Teaching your kids time management will not only take stress off of you, it will give them a skill to use later in life that will help them become more successful in their jobs and in their homes.
But teaching your child time management skills means that you, as the parent, must train yourself to not micromanage their time. You must simultaneously let go and let them grab on in order for the transition to go smoothly in your relationship. And keep this in mind, the earlier you start with your kids, the quicker they will learn.
The first step in teaching time management to your child is acknowledging that you are willing to start letting go. Once you’ve committed yourself to that, here are some ways you can help your child learn to manage their time.
Avoid over-scheduling your children.
Teaching your kids time management does not mean that you fill their days with constant activity. This will only leave them wishing for more downtime. Your job is not to keep them busy all the time, it is to help them understand how to fill time in a constructive way so that they can get the things done that need to be done.
Teach them how to prioritize.
Even young children can understand the concept of what needs to be done first, next, and last. Instead of using a big word like prioritize, help them plan their day with a first, next, and last method. For instance, in the morning, FIRST might be getting dressed, NEXT might be having breakfast, and LAST might be getting their stuff ready to head out the door to school. This is a simple way to approach and begin teaching your kids how to prioritize and get important things done first.
Cut down on screen time.
Screens are huge time suckers for kids (and adults!). They will keep your kids from getting homework done, from being active, and from connecting with their friends and family. Talk to your child about how many hours of screen time they are allowed per day. At first you may set a timer to cut off the video games or the ipad, but eventually they should be able to watch the clock themselves and know when to stop.
Teach your kids to WAIT.
The honest truth is that time management is really all about learning to wait, also called delayed gratification. To strengthen time management, Ellen Dietrick, a Needham, MA, preschool director devises situations that require her students to wait for something they want. “If they clamor for pajama day, for example, we schedule it for a week away, rather than the following day,” she explains. “We mark the days off on the calendar and build up the excitement as the event gets closer. This gives them a sense of what it feels like to postpone something — and a positive experience to associate with it.” (Scholastic)
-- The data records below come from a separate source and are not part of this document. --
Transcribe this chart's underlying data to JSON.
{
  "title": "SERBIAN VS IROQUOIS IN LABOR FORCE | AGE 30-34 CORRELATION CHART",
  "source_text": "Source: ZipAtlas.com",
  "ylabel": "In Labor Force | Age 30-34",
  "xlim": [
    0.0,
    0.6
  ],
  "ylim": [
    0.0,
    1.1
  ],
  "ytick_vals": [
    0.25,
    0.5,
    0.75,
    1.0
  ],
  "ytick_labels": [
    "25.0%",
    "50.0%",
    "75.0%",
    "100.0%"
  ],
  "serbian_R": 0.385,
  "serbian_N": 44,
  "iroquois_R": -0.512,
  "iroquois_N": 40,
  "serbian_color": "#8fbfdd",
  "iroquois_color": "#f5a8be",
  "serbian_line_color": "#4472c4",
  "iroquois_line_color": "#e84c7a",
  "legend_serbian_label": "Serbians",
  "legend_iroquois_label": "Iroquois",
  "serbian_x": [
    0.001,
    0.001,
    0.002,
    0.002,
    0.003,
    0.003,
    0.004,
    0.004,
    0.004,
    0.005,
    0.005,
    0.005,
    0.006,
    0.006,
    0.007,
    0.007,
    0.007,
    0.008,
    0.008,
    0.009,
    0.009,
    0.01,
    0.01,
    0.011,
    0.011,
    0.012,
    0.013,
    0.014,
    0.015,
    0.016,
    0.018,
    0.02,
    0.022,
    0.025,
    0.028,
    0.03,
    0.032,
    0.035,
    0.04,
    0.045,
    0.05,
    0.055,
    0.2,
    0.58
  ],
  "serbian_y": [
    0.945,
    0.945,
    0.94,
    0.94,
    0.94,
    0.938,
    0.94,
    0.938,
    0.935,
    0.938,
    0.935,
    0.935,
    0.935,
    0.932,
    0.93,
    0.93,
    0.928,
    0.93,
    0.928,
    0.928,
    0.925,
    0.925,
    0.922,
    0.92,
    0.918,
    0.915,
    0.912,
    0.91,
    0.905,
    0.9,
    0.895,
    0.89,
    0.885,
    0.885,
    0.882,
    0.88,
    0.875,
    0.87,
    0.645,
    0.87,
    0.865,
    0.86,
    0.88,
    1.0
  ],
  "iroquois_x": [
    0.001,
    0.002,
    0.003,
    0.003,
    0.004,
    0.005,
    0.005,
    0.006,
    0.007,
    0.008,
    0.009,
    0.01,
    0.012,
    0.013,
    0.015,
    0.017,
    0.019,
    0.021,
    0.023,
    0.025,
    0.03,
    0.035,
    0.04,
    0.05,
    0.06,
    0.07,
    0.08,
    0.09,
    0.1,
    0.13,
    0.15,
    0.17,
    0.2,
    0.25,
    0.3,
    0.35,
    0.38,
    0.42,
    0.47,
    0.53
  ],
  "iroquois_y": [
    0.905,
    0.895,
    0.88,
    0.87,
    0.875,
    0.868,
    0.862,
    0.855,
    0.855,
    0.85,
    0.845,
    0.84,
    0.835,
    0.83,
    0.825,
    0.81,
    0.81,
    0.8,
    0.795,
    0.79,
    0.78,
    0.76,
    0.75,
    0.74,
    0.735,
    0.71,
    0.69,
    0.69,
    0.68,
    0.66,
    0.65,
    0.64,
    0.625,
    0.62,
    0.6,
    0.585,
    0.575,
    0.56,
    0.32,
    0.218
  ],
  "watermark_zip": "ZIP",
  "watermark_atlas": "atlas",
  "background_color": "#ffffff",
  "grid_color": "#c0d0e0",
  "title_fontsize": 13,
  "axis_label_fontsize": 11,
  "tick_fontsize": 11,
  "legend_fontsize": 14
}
Try using this concept with things at home, such as special activities or holiday celebrations. Talk about the event days or even weeks ahead. This is a very basic way to teach your kids to learn to wait and to put off things, which will contribute to them learning to manage their time.
Be sure your child knows the consequences of not getting things done. They will miss recess if they don’t get their homework done. They will lose screen time if they don’t get their chores done. They will not get to play with a friend if they leave a mess in the family room.
Set the boundaries and communicate the consequences of crossing those boundaries ahead of time. This will allow you to follow through on those consequences without anger. “You chose to lose screen time when you didn’t do your chores,” can be said by parents calmly and confidently.
As your child faces consequences, they will learn to make better choices that will promote time management.
Teach children to measure time.
Use a timer to help them understand what 15 or 30 minutes feels like. Set it for when they are supposed to be doing a chore or for their screen time. Your objective is to help them understand what 30 or 60 minutes feels like, so when you tell them they are going to bed in 15 minutes, they will have a better understanding of what that feels like and that they won’t have time to pull out a bunch of new toys to play with.
Use a family calendar.
Plan weekly or monthly family meetings where you fill in your family calendar together. You can make a big calendar that hangs on the fridge or wall, or if your kids are older, you can all connect through a phone calendar.
Put fun into time management.
Just saying the words “time management” implies structure, something that is not pleasant. Try making it fun for your kids. Let them decorate the family calendar or use stickers when they complete chores. Compete with each other to see who can get their room cleaned first or get ready for bed first. If time management is not seen as unpleasant or a duty, your kids will implement it in their lives more often.
Teach your child to plan or think ahead.
Being on time–to soccer practice or to breakfast–requires planning. Help your child think about what they will need for the event? Is their sports back packed with their uniform and shoes? What time do they need to leave in order to be at practice on time? You may want to use a checklist for what they need to do or what needs to be into their bag for school or sports.
Coach, don’t manage.
Managers tell those under them what to do. They often nag, and that’s when people start tuning them out and conflicts will arise. On the other hand, coaches provide guidance and support. They empower others to succeed.
Parents who manage will err on the side of micro-managing because they want their kids to have a positive outcome. But parents who choose to coach their kids as they get older will teach their kids to think for themselves and build their decision-making skills.
Do you find yourself frequently saying any of these: “hurry up”, “come on, we are going to be late” or “why are you taking so long?” ? You may feel like your kids have absolutely no concept of time, but even small kids can learn about time management if you are committed to the process.